Del. Timothy F. Maloney, a Prince George's County Democrat, has called for a separate investigation by state Health Secretary Nelson J. Sabatini into Mr. Berry's death. Mr. Maloney, who requested the investigation on behalf of Mr. Berry's mother, Joanah, said there are "just too many unanswered questions" about the escape and subsequent death.

Mr. Sabatini promised that the licensing and certification office of the state Department of Health and Mental Hygiene would conduct a full review into Mr. Berry's escape. "We'll see what we can do to improve procedures in the future, working internally and with state police," he said.

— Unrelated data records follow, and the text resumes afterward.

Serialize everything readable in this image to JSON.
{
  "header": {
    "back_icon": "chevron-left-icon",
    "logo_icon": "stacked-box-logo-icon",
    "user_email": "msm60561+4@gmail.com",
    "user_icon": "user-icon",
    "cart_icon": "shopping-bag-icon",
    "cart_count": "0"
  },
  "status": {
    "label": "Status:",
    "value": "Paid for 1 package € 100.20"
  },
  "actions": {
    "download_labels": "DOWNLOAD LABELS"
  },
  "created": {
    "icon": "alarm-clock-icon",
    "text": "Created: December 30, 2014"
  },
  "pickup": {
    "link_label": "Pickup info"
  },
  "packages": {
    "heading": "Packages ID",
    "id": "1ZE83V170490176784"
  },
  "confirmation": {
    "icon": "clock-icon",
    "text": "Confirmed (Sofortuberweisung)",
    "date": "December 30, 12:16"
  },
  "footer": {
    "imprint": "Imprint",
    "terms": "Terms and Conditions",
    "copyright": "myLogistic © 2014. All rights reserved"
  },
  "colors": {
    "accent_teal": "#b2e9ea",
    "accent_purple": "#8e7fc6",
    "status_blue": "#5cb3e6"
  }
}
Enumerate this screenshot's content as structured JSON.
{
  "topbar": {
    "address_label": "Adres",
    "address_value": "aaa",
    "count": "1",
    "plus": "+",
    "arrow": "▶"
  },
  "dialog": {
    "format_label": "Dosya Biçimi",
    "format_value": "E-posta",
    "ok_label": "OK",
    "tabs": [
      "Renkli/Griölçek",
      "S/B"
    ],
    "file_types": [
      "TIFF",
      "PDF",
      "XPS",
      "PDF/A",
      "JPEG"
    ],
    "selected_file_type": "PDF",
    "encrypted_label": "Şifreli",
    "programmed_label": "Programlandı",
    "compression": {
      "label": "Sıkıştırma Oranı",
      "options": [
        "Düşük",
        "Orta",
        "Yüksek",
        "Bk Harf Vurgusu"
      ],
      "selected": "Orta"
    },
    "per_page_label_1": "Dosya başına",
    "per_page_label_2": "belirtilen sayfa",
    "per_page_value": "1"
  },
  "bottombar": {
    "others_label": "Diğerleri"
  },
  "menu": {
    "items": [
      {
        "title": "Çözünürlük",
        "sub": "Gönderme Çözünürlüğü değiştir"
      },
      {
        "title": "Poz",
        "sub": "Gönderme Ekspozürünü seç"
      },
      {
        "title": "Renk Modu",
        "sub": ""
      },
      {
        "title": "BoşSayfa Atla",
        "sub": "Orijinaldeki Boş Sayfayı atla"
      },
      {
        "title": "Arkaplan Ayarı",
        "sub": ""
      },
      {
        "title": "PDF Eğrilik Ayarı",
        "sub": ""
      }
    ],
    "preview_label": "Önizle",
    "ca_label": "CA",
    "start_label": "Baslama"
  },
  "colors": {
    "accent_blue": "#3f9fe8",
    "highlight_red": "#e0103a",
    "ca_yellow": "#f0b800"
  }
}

Haroon R. Ansari, the new superintendent of Crownsville, has formed his own task force to review state policies. Its first meeting is scheduled for Aug. 30.

Dr. Ansari, who took over the 340-bed facility the same week Mr. Berry's body was found, said hospital staff followed current policy, which he agreed does not go far enough to ensure patients' safety.

Mental Hygiene Administration Director Stuart Silver said he never realized that state police do not search for most escaped patients. Although state police issue a general broadcast for a missing person, which would alert local police to question anyone meeting the patient's description, they do not mount an active search.

As a former superintendent of Clifton T. Perkins, the state's psychiatric hospital for the criminally insane, Dr. Silver knew that police aggressively sought escapees from that facility. His assumption, he said, was that similar measures were taken for other patients, although he acknowledged that only 10 percent of all psychiatric patients in the state are committed for criminal activity.